Phosphate precipitation using lime addition is one of the most basic and widely used methods for P treatment in other wastewater types (de-Bashan and Bashan, 2004; Pratt et al., 2012), and can achieve >99% soluble P removal in greenhouse wastewater (Dunets and Zheng, 2014). Interactions of fine precipitate with organic material cause issues with separation of precipitated P in other wastewater types (de-Bashan and Bashan, 2004; Pratt et al., 2012; Valsami-Jones, 2001). However, due to the typically low organic (Gagnon et al., 2010; Prystay and Lo, 2001; Saxena and Bassi, 2012) and very high nutrient content of greenhouse wastewater, there is potential to not only efficiently remove but also recover large amounts of P as largely pure calcium phosphate (Ca-P) precipitate that has great potential to be reused as fertilizer. Recovery is currently a major research interest as P is a valuable nonrenewable resource (Valsami-Jones, 2001). As greenhouse wastewater contains high concentrations of all plant nutrients, recovered precipitate could be a source of other nutrients (such as K, Mg, and micronutrients) in addition to Ca and P through substitution in the Ca-P mineral structure and formation of other precipitates (Saxena and Bassi, 2012; Yi et al., 2005).
However, potential issues with fine Ca-P precipitate separation and optimizing recovery while simultaneously meeting low P limits in a low-organic, high-P wastewater such as greenhouse wastewater have yet to be investigated. Depending on particle size and separation rate of fine precipitate, which may be affected by wastewater composition (such as carbonate and Mg content; Valsami-Jones 2001), accommodating extended settling time required for full separation may not be efficient. A combined method of precipitation followed by a flocculation step to gather fine precipitate into larger flocs and speedup settling could aid in streamlining the separation and recovery process. Readily available, low-cost biopolymers such as starch (Vandamme et al., 2009), chitosan (Roussy et al., 2004), various types of gum (Gupta and Ako, 2005), and alginate (Renault et al., 2009) are promising flocculant options as they are readily biodegradable and pose no environmental hazard in discharged wastewater.
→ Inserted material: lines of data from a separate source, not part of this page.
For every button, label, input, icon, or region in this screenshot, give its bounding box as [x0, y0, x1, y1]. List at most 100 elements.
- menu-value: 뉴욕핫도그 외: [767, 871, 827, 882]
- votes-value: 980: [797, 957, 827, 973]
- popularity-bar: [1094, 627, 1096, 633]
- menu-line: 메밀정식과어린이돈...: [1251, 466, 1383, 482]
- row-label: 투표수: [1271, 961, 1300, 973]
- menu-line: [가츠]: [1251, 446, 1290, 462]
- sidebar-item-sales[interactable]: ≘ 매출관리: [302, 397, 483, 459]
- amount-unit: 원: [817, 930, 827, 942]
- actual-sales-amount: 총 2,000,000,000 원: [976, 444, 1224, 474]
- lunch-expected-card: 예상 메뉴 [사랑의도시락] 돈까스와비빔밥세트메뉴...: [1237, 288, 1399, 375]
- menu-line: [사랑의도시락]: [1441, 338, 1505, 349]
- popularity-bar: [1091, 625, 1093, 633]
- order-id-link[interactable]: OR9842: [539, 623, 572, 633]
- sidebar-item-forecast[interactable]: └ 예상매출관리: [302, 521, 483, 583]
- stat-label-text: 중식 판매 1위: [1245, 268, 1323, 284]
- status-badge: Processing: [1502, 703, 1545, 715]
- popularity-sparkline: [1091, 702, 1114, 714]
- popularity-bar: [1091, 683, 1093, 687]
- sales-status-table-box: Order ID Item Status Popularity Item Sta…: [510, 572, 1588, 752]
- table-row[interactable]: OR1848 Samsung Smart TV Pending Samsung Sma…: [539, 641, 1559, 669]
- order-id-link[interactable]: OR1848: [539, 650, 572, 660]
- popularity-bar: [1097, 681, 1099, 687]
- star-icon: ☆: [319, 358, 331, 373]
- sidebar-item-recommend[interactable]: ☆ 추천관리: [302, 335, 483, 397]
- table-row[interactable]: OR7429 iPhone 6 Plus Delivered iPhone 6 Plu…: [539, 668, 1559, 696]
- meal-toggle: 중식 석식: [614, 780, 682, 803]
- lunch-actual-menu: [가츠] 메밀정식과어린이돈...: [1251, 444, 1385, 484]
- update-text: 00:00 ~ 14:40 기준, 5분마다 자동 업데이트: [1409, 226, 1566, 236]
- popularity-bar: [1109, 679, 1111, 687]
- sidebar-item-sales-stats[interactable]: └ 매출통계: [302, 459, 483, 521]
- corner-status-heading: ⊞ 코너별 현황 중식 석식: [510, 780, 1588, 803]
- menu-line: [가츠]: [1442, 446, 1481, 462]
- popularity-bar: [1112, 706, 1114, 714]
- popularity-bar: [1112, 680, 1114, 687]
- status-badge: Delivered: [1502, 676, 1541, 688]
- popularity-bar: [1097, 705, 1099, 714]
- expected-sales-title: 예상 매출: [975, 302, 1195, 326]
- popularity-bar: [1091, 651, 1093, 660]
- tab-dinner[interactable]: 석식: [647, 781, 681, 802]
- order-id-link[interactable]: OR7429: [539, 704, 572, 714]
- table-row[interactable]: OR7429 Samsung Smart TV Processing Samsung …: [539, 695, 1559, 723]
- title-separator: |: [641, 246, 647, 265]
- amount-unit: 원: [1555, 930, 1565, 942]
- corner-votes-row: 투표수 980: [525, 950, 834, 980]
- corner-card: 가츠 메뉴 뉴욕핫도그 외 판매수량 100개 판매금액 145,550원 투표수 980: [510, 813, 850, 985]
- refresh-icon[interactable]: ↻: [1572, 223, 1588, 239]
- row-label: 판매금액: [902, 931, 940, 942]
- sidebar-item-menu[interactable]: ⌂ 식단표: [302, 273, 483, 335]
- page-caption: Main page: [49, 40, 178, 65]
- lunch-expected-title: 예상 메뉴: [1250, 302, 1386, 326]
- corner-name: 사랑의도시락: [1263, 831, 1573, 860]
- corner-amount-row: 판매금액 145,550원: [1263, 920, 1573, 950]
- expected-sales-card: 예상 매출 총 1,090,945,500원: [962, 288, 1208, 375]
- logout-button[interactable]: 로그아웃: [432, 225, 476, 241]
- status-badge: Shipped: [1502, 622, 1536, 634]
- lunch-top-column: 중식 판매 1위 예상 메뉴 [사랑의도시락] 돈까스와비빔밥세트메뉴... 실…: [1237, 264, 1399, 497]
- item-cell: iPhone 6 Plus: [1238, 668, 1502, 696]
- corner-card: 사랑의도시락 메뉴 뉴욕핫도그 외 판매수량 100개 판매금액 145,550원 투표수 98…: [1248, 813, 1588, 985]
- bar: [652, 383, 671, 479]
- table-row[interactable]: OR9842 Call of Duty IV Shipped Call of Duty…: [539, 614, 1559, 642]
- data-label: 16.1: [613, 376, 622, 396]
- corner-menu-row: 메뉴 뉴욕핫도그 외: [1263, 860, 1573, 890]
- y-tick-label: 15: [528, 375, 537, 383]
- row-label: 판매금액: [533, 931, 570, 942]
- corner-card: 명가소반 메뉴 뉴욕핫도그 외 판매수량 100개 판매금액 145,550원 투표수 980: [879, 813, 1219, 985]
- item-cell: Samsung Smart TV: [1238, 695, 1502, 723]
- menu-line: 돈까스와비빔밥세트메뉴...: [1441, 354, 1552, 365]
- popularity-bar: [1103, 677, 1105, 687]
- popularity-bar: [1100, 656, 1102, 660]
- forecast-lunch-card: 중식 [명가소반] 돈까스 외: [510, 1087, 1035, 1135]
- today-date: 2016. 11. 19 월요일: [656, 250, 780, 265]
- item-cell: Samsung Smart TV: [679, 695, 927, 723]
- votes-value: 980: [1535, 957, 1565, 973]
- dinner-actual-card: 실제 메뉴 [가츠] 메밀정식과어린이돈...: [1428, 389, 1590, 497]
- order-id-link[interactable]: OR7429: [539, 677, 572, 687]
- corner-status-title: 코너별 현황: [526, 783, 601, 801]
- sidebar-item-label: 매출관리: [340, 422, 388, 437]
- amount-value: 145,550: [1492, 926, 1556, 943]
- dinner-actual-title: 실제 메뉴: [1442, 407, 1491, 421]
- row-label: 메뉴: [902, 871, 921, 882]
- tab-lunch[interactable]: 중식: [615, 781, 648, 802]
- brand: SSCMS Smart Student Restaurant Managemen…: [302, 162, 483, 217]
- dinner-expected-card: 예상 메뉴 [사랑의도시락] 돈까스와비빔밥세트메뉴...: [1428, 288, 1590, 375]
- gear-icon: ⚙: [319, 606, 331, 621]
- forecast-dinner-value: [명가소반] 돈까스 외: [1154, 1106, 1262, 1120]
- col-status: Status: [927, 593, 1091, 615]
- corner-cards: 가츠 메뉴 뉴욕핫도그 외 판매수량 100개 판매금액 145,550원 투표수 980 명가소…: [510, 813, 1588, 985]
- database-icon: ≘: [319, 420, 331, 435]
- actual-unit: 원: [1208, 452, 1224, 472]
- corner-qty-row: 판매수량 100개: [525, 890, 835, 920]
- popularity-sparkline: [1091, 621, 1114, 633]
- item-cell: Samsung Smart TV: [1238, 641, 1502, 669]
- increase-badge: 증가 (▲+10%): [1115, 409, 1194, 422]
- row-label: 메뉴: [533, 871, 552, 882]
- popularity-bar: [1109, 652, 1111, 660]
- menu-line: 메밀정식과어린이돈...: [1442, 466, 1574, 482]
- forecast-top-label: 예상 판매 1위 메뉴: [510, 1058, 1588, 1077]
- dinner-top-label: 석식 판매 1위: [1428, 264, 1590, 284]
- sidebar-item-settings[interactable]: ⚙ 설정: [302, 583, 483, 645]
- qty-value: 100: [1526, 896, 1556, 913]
A combined precipitation/flocculation separation process using lime and a low-cost, biodegradable flocculant must be investigated as a potential optimized P recovery method specifically suited to greenhouse wastewater. An optimal separation process should reduce total P in wastewater to low levels (<1 mg·L−1) required to prevent environmental damage, minimize P separation time, and retrieve a product with a nutrient composition that makes it valuable as a fertilizer. The aim of this study was to evaluate the capacity of different lime/flocculant combinations to meet these criteria by examining separation dynamics in real and model wastewaters of varying composition, as well as analyzing nutrient composition of the retrieved precipitate to determine viability for reuse.